第33章 第三十三趟航班
“岁岁,你吹风机在哪儿呢?”华黎用浴巾擦着头发出来,身上穿的还是林岁昭昨晚给她换上的新睡衣。
林岁昭从陈烬年刚刚那句话里回过神来,对她道:“在洗手台下面的柜子里呢。”
华黎点点头,在沙发上坐下来,看着茶几上另外两个还没收起的杯子道:“人走了?”
其实也就是随口一问,就这客厅空荡荡的样子,肯定是已经回去了。
林岁昭点点头,声音还有点闷:“华承让你记得回个电话。”
华承这次相当于是替她承担了火力,华黎在卧室里待了这么长时间,还直接洗了个澡,就是不想听他报复唠叨。
华黎点点头,看了林岁昭一眼,问道:“陈烬年到底来干嘛的?”
这问题在卧室就出现过一次,当时林岁昭含糊过去了。
华黎心思再别的地方,倒没空发觉有哪里不对劲,这会儿也就只是随口一问。
林岁昭眼神闪烁了一下,若无其事道:“就,上次那个剧本杀项目的事儿。”
华黎点点头,没追问什么:“行,那你赶紧进来换衣服化妆吧,我先去把头发吹了,不然待会儿来不及了。”
聚餐的地方在西郊一家私房菜,离这还挺远,算上堵车那段,在路上差不多要花小两个小时。

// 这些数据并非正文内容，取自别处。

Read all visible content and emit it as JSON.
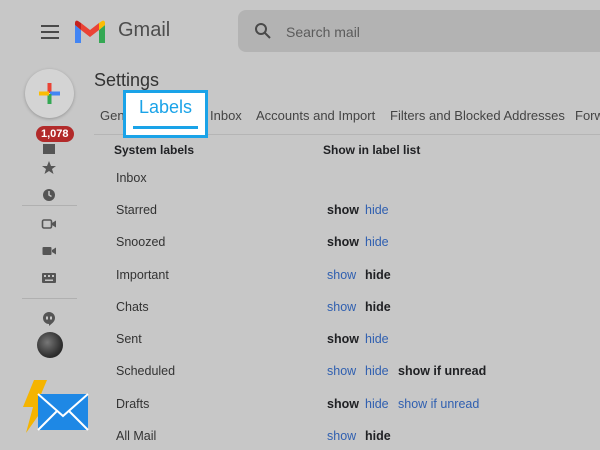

离林素馨发来的地址越近,林岁昭就越感觉紧张,是由内心散发的那种不知所措。
她从来就很害怕这种满是长辈的场合,从上了小学,自我摸索出了一些所谓的人情世故开始,就和恐惧这样的场合。
城郊上的小镇,最讲究的就是人情往来,哪家有诸如结婚生子或者老人去世这样的红白事,不同于城里有专门承接酒席的地方,都是在自己家里办,镇上沾亲带故的人家就会被请去吃饭,也顺便帮忙操办。
每次遇上红白事,一般只是去吃三顿饭,但要付出的礼金却是那三顿家常便饭的很多倍,所以不可能会在家里再开火,全家都要一起去做客。
从到了苏城的第一天起,林岁昭就是这样跟着舅舅一家一起过的,小一点的时候不明白有些大人长久落在她身上的视线、转头后捂着嘴巴的窃窃私语是什么意思,只是会下意识的把吃饭速度放快,好能快点回家。
直到真正的恶意来临,林岁昭才知道,原来有些事情,不是只要你能比别人更快离开就可以躲避的。
那天,她像往常一样早早吃完饭想快点回家,却在巷子口被一群和自己差不多年龄的小朋友堵住。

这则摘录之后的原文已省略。